According to information disclosed by the “Korea Herald” on Monday, the Bank of Korea is working to implement a virtual environment that would allow evaluation, monitoring and testing of the various stages necessary to digitize its paper currency.
Korea wants CBDC digital currency, but without rushing:
The Central Bank of Korea plans to divide its research into two parts:
The first is mainly theoretical, as they study the best features of central bank currencies, their compatibility with the current legal system, and the problems they could raise, such as data protection, offline transactions and so on.
While the second more practical phase involves real-time testing of international transactions and cross-border payments.
Looking at the news, we find that it brings Korea closer to the world of digitizing money, but the authorities there still confirm their caution.
The first phase will start in August of this year.
However, since it is just an exploration, it does not guarantee even future implementation.

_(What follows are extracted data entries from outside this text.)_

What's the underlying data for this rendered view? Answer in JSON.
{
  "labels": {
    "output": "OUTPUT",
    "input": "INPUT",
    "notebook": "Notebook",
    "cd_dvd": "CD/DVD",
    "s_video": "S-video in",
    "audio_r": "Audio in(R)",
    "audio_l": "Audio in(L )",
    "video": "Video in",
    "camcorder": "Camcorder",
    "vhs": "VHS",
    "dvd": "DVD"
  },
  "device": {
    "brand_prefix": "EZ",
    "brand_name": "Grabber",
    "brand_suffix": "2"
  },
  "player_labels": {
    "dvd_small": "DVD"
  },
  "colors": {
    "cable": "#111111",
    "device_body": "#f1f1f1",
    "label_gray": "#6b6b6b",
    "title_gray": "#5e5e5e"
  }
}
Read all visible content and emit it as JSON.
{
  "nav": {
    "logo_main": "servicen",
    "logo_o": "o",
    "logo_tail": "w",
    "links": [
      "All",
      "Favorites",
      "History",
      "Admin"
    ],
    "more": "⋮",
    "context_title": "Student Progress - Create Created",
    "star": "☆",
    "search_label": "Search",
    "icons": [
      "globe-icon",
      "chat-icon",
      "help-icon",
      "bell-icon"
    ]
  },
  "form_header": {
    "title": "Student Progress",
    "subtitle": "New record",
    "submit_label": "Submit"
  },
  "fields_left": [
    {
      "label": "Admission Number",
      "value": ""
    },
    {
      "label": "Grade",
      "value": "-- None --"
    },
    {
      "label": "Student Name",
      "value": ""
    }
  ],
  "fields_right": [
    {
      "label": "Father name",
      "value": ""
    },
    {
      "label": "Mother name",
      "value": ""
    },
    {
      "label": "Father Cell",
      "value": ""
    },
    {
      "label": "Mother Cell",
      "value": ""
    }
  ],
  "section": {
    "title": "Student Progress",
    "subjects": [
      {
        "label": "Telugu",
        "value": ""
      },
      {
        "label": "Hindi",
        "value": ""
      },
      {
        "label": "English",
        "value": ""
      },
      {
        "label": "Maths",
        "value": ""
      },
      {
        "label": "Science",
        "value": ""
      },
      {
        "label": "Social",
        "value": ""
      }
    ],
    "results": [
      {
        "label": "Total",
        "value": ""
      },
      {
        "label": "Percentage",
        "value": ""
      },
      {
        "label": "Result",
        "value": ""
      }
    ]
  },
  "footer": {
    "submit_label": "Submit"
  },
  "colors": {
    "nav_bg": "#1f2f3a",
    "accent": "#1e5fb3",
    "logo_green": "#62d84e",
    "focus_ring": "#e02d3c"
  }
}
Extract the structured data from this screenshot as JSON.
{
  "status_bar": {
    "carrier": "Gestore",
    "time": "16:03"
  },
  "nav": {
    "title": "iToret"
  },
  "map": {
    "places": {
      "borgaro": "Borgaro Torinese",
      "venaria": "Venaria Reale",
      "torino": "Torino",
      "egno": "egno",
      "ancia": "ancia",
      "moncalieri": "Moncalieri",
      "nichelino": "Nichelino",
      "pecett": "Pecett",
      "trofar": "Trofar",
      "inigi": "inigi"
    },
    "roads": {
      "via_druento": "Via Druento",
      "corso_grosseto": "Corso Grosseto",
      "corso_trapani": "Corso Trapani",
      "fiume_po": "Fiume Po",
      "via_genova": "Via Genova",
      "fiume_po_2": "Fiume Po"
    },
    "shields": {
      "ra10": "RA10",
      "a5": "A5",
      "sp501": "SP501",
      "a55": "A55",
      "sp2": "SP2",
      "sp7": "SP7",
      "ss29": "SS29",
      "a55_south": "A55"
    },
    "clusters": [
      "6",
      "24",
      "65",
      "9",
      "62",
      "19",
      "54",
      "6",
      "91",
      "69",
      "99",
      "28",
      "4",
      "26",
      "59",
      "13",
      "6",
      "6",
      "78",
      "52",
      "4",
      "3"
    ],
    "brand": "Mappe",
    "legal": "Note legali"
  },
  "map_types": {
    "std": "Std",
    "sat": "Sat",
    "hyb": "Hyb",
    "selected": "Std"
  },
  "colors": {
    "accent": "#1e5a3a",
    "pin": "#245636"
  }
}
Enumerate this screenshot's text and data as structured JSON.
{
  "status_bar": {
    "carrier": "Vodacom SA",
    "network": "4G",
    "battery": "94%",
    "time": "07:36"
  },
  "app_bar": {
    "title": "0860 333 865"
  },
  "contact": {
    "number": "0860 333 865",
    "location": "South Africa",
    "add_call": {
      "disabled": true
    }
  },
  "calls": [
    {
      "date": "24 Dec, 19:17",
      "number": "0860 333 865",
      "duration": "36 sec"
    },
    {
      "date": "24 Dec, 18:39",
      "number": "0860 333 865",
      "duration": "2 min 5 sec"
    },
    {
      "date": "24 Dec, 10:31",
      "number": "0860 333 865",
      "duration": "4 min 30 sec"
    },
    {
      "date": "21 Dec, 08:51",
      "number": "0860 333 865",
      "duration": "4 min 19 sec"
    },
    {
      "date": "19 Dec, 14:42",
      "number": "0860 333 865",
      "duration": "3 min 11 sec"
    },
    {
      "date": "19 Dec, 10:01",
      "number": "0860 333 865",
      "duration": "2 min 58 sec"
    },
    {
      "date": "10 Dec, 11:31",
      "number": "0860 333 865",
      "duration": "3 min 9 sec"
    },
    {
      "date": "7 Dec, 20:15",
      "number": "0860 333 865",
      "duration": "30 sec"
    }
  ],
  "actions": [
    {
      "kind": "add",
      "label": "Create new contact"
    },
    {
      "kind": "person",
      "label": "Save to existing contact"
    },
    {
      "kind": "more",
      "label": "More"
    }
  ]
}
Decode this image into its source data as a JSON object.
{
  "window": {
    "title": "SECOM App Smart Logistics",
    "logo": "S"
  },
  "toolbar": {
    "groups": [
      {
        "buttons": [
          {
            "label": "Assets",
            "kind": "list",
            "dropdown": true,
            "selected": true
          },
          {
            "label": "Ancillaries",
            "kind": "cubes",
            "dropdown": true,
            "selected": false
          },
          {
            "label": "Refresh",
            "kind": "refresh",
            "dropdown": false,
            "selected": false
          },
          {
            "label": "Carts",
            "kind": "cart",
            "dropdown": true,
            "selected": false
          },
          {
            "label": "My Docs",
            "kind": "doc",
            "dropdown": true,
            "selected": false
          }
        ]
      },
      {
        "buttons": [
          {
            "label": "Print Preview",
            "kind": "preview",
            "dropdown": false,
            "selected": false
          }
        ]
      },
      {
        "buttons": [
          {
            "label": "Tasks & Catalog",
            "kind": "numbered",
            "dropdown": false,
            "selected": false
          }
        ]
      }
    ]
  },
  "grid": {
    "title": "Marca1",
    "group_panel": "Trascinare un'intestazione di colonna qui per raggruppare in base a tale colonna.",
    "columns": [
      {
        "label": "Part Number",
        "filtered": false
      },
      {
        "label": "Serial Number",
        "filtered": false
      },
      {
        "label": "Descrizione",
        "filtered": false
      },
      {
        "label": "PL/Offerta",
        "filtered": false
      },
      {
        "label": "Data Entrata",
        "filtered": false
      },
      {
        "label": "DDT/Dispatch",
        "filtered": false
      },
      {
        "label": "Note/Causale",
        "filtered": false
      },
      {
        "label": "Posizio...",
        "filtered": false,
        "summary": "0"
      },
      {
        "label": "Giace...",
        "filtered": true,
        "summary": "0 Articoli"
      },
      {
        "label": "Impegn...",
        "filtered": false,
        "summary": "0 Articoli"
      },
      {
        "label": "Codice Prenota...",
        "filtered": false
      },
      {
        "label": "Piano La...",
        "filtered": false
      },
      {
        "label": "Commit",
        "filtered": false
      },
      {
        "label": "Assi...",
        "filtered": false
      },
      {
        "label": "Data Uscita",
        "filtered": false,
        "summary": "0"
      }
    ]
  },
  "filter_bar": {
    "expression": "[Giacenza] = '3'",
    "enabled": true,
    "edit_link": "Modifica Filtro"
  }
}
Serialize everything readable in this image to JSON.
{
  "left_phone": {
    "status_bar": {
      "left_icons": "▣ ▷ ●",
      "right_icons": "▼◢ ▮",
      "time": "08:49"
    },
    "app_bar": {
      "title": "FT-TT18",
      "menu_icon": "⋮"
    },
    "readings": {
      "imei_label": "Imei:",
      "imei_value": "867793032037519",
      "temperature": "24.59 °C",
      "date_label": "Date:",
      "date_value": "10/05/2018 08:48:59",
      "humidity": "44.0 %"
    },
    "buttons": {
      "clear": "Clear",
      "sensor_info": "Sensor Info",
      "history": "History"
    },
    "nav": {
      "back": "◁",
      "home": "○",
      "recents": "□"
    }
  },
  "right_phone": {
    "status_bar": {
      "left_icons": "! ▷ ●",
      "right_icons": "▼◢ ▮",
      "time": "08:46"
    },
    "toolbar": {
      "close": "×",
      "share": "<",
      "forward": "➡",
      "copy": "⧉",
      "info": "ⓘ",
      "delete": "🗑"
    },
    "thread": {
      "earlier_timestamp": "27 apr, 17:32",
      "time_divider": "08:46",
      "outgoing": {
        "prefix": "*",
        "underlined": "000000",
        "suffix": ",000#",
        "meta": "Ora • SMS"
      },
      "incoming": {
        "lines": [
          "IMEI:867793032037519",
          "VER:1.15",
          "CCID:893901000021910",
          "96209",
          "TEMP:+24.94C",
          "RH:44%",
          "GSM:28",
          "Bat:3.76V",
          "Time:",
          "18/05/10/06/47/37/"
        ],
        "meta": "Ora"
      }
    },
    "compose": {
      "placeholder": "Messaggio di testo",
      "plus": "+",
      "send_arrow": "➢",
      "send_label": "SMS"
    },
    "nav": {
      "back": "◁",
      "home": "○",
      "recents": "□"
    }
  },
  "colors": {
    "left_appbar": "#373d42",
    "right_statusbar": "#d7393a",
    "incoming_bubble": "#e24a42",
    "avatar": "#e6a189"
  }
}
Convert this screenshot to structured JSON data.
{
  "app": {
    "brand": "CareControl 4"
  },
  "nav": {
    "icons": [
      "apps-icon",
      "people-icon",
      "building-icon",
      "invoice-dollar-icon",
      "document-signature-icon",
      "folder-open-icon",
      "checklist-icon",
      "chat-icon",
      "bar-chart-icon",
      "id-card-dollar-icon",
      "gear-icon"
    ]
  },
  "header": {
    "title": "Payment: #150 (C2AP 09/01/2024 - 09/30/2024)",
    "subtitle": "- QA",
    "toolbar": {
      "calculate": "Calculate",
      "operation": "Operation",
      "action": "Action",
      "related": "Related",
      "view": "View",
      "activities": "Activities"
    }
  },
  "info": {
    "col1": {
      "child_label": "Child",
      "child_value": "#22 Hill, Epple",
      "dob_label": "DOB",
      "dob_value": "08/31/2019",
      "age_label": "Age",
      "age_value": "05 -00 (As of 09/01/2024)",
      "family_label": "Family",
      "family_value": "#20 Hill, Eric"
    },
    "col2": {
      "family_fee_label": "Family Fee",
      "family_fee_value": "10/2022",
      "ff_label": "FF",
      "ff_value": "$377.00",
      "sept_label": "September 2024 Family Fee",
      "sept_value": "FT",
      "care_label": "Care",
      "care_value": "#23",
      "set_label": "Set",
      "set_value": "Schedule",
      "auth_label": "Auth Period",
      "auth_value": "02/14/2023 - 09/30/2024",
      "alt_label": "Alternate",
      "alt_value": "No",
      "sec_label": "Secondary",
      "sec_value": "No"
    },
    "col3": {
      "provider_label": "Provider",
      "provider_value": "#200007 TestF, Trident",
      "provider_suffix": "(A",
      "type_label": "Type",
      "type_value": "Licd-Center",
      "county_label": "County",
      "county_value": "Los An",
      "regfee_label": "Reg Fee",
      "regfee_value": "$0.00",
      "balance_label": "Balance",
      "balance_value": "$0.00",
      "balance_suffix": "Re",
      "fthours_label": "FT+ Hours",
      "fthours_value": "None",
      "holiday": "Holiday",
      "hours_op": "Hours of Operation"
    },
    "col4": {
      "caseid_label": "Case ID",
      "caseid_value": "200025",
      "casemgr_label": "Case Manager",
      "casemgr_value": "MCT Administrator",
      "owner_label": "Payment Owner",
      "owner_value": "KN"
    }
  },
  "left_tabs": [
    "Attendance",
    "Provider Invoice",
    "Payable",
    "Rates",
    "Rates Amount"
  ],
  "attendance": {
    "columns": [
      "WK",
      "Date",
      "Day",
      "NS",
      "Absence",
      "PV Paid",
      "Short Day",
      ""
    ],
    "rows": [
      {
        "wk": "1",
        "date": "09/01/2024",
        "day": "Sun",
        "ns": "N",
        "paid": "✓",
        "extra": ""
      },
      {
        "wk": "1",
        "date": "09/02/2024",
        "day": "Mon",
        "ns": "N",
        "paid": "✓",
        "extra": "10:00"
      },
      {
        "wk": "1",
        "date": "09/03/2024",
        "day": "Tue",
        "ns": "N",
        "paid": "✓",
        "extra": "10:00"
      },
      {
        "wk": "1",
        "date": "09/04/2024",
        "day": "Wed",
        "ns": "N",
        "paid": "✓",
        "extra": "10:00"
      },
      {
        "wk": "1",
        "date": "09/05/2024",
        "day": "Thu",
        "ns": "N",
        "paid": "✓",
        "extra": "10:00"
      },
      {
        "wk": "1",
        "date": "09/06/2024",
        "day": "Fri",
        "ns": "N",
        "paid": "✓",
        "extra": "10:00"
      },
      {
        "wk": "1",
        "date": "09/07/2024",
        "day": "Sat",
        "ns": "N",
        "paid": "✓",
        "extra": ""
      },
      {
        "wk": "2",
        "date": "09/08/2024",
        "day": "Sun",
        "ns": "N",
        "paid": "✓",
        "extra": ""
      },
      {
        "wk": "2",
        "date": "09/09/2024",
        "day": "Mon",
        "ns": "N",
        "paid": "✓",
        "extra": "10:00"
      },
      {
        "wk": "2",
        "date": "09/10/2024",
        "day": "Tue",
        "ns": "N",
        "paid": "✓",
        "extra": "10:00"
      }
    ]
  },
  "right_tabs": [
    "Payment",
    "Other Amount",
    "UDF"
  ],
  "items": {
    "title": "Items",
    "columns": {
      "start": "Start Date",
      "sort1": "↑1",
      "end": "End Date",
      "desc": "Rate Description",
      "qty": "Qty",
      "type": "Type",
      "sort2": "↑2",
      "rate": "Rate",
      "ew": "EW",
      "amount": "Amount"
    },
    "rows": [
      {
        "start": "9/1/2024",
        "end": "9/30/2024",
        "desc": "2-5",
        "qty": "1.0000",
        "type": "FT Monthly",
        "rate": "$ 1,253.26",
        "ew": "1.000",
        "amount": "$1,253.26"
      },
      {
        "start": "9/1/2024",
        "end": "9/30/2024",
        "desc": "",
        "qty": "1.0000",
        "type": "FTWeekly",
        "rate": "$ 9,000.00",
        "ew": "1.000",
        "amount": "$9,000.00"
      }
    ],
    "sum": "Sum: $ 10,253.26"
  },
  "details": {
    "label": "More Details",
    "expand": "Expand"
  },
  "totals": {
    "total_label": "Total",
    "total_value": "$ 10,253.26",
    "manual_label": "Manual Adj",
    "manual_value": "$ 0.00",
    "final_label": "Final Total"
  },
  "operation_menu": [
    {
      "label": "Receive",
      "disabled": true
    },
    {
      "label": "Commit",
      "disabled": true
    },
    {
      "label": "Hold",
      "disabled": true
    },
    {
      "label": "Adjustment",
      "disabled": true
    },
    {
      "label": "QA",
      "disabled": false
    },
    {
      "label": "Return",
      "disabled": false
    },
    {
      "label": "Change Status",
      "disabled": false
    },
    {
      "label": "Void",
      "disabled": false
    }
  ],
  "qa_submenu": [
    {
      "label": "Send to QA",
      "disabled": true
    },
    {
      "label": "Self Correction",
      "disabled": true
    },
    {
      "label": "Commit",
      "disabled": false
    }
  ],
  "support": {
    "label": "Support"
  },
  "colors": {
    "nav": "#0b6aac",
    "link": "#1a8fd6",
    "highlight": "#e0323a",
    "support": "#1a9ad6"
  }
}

The central bank has yet to reveal plans to launch the CBDC in the near future.
This research is expected to reach its peak in December.
If all goes well, the second phase is slated to start a year later, that is, in June 2022.
An official from the Bank of Korea told the Korea Herald:
Korea could start using a central bank digital currency if it proves to be better than cash if physical monetary transactions decline.
We are launching a beta to see how a central bank’s digital currency can be used as a form of safe-haven asset when the share of cash transactions drops dramatically.
According to the Bank of Korea, the Korean government has agreed to allocate a budget of 4.9 billion won ($ 4.4 million) to implement the project.
This would put Korea in competition to become the first developed country to launch its digital currency for central banks.
China is the most developed country, and it has already distributed several million digital yuan, with real-time testing in several regions.
The United States is also studying the feasibility of the digital dollar, and many countries in Europe have been very enthusiastic about the idea of a central bank digital currency.
For example, France has already entered into agreements with the “Tezos” project to use its blockchain network as a CBDC infrastructure and banks are already using Tezos to issue security digital currencies.